We accompanied Mr Tritecha Tangmatitham, an executive director, to meet Thai institutional fund managers. He reaffirmed our view that SPALI will achieve impressive profit growth in FY14 (the best of our ResDev coverage). In the interim, it will post record earnings for 4Q13 (Feb 25). The stock trades at a cheap FY14 PER of 7.6x (the mean of our coverage is 8.0x). Our YE14 target price is Bt22, pegged to a PER of 10x. BUY!
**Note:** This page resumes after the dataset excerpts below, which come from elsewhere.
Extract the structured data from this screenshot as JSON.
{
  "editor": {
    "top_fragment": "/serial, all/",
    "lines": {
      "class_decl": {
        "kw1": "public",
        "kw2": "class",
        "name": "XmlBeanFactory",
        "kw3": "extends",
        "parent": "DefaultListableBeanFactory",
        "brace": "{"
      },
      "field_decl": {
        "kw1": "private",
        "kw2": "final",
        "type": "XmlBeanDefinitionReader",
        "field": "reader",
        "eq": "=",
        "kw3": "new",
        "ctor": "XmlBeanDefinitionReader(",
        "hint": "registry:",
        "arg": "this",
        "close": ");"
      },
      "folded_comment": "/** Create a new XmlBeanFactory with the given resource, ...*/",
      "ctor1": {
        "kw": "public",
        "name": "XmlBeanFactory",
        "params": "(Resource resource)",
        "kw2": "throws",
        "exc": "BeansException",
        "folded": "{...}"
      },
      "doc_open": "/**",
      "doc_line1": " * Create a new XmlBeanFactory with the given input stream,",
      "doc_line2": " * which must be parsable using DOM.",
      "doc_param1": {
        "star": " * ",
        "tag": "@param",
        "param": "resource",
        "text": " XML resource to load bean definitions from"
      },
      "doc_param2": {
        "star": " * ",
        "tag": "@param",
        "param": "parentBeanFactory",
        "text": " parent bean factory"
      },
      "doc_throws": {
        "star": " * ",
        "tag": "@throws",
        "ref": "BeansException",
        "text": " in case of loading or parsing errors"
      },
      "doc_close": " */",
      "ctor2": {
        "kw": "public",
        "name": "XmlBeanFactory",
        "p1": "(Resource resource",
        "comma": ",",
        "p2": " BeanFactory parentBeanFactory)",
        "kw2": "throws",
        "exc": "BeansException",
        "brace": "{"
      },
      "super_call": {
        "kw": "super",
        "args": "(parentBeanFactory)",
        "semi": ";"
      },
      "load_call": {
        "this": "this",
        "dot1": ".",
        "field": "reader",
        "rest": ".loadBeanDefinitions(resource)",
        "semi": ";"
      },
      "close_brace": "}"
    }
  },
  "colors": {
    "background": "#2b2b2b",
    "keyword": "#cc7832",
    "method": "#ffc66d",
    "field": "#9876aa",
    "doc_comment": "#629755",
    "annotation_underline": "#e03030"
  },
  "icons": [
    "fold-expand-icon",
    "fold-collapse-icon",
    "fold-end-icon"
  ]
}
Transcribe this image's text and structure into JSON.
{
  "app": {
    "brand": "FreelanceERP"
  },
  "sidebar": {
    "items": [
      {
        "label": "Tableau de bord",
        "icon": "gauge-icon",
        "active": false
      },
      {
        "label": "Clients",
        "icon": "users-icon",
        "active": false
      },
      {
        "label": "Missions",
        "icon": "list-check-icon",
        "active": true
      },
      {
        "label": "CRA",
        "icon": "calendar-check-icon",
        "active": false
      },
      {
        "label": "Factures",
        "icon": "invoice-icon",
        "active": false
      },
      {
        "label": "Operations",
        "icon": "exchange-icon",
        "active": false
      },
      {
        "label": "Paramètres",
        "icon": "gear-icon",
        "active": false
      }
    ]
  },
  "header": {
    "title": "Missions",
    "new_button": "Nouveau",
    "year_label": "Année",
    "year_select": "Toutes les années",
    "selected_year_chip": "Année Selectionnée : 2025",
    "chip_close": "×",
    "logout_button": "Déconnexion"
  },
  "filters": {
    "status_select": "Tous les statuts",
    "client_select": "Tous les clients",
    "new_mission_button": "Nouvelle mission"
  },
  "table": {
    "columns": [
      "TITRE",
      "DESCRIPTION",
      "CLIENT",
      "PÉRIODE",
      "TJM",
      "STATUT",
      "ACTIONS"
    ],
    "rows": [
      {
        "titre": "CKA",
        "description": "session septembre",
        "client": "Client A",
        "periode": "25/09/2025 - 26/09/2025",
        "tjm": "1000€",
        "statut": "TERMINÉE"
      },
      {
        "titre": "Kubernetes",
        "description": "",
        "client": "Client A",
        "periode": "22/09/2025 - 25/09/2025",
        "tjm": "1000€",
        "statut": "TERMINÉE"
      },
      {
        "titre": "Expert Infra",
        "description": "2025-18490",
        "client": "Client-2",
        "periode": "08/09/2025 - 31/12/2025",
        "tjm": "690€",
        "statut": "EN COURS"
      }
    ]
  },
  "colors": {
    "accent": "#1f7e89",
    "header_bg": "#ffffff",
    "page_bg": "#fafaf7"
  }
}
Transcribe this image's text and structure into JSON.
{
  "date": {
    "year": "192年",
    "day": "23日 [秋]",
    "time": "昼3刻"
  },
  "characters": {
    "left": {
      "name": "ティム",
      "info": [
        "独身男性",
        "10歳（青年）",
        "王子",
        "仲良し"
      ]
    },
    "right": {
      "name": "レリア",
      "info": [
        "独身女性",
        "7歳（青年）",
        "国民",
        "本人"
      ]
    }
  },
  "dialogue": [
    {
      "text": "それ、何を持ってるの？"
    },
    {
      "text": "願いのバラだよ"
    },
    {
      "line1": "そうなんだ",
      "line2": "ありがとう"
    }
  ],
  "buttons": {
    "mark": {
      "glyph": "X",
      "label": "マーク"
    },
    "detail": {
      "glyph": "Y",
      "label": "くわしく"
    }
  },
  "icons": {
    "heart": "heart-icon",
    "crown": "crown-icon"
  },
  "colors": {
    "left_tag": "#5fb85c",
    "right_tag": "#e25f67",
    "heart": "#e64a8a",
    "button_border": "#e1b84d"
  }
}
Scope for upside to our earnings model

Mr Tritecha is confident in SPALI's FY14 residential revenue target of Bt20bn (up 58% YoY)—78% of the number is secured by presales. Given high downpayments of 18-20percent for SPALI's condos, its presales backlog is high quality. He noted that the mean cancellation rate among SPALI condo buyers is low at 1% and the mortgage rejection rate is 3-4%. While the revenue target is virtually assured, launch execution and presales might disappoint if the political unrest persists. The FY14 launch plan is Bt33bn, up 87% YoY, and the presales target is Bt22bn, up 18% YoY.

We see scope for upside to our FY14 profit forecast of 10-15%. Our residential revenue projection is Bt16bn (16% below SPALI's target), up 30% YoY. The firm's top-line visibility is the clearest of our coverage (95% of our FY14 revenue forecast [78% of SPALI's] is secured by presales; our coverage mean is 53%).

Smoother quarterly earnings profile for FY14

We preliminarily estimate 1Q14 profit growth of 20% YoY for SPALI versus a flattish result for our coverage. In FY14, the firm will post smoother quarterly earnings than it did in FY13 (1H14 profit should comprise 35% of the FY14 total; 1H13 profit comprised only 27% of the FY13 total).

Profitability ratio guidance

Management conservatively guides for flat YoY GM of 40-41percent for FY14 (the fattest of our coverage). It expects the SG&A/sales ratio to dip from 11-12% in FY13 to 10% in FY14, due to top-line expansion (note that our SG&A/sales ratio assumption is 10%). Construction cost pressure will ease this year. In our model, we assume that FY14 residential GM will fatten by 20 bps to 41.20%, due to a higher proportion of condo revenue in the sales mix—from 55% in FY13 to 60-65% (condos yield fatter GM than low-rise).

De-leveraging trend

The net-gearing ratio is expected to decline from 0.7x at end-Sept 2013 to 0.6x at YE13 and to 0.4-0.5x at YE14 (the second-lowest among our coverage, due to huge transference). The clean balance sheet will enable the purchase of new land plots (the FY14 CAPEX budget is Bt5bn). In the prevailing climate of weak GDP growth and political unrest, there may be opportunities to buy land at favorable prices (for launches in FY15-16).